= Lori Kido Lopez =

American media activist and academic

Lori Kido Lopez is an American media activist and a professor of Media and Cultural Studies at the University of Wisconsin-Madison, whose research centers on depictions of Asian Americans in modern media. Additionally, she is affiliate faculty in the Department of Women's Studies and the director of the Asian American Studies Program. She most notably wrote Asian American Media Activism: Fighting for Cultural Citizenship, which was published in 2016 by New York University Press. She is also a Co-Editor of the Routledge Companion to Asian American Media. Lopez’s work explores minorities’ use of media to gain social justice.
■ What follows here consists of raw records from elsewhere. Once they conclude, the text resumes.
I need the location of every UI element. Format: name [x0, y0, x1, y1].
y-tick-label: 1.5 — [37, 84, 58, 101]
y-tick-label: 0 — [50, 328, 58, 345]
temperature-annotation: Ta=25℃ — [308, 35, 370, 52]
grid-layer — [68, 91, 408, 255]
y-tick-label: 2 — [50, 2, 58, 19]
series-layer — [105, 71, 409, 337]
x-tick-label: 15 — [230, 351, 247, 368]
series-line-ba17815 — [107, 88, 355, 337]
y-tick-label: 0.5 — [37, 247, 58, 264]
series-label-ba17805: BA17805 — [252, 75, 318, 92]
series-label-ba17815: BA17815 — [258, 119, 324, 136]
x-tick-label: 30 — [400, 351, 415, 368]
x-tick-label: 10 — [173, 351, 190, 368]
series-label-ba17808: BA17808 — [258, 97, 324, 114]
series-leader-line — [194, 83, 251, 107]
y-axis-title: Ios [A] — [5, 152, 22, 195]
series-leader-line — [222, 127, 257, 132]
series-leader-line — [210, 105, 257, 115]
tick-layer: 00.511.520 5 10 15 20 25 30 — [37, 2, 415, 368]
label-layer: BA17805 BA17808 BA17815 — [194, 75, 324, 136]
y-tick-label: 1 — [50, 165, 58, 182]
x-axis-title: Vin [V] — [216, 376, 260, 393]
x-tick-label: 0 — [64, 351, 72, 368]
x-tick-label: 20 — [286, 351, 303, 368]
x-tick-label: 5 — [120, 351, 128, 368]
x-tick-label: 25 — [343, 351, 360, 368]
==Early life and education==
Lori Kido Lopez is from Portland, Oregon, and was born to parents Sharlene and Doug DesRochers with siblings Keith DesRochers and Kelli Ledeen. She got her undergraduate degree from Pomona College and continued on to graduate school at Indiana University Bloomington where she earned a masters in mass communication. Lopez then received her PhD in communication at the University of Southern California. In 2005 and 2006 Lopez was a production assistant for the films “Novel Romance,” “The Ape,” and “Fool's Gold.”

== Career and activism ==
Lopez is a professor at University of Wisconsin-Madison where she teaches a media analysis course as well as courses evaluating the relationship between identity and media using feminist theory, critical race theory, and media theory to analyze how marginalized communities have been portrayed in media over time and how they have engaged with this.

==Awards==
She was recently chosen to be the 2017 recipient of the Early Career Achievement Award from the Association for Asian American Studies. In 2015, Lopez was honored as one of UW-Madison's Outstanding Women of Color. This award recognizes members of the university's community for "social justice; advocacy for disadvantaged and/or marginalized populations; scholarly research, writing, speaking and/or teaching about race, ethnicity and indigeneity in American society; and community building to create an inclusive and respectful environment on or off campus."

==Other activities==
In 2016, Lopez started "Asian-American Media Spotlight", an annual film festival in Madison, Wisconsin, showcasing films created by Asian-Americans. This is the first Asian American film festival in Madison, and was created in order for underrepresented people to be able to see images of themselves on screen and to overall create greater exposure for these films to wider audiences. Lopez started the Race & Media conference in 2014, which is now an annual conference. It highlights the intersection between critical race theory and media studies by gathering scholars from various fields. Lopez is on the board of Freedom Inc., a black and Hmong queer anti-violence organization located in Madison, Wisconsin. She is also a former board member of the Media Action Network for Asian Americans (MANAA), the first organization specifically dedicated to monitoring all forms of media to advocate for "balanced, sensitive, and positive" portrayals of Asian Americans. Past Projects include protesting against the lack of Asian American actors in the 2010 film The Last Airbender, which is based on an animation that takes place in an Asian universe and promoting television studios to air shows such as ABC's Fresh Off the Boat and Fox's The Mindy Project. While in Madison, she is currently studying communication patterns among Hmong Americans through broadcast media. In her research she is focused on how Hmong Americans are making media, what media they pay attention to, and how they are connecting to Hmong people all over the world through mobile media and digital media.

==Books==
===Asian American Media Activism: Fighting for Cultural Citizenship===
Asian American Media Activism: Fighting for Cultural Citizenship focuses on the often overlooked stories of Asian Americans who have been fighting for decades to end stereotypical portrayals of Asians in the media as well as their under-representation in film and television. Lopez explores the history of Asian American media activism through a wide array of forms and tries to understand what needs to happen in order for Asian American voices to be heard. Ultimately she finds that the Asian American fight must be understood as fighting for cultural citizenship and belonging in a nation that has long rejected them.

===Routledge Companion to Asian American Media===
Routledge Companion to Asian American Media examines the history of how Asian Americans have engaged with media through mainstream film and television to digital media. The essays included explore a wide array of topics such as intersectional Asian identities, transnational and diasporic media, and interactions with new media.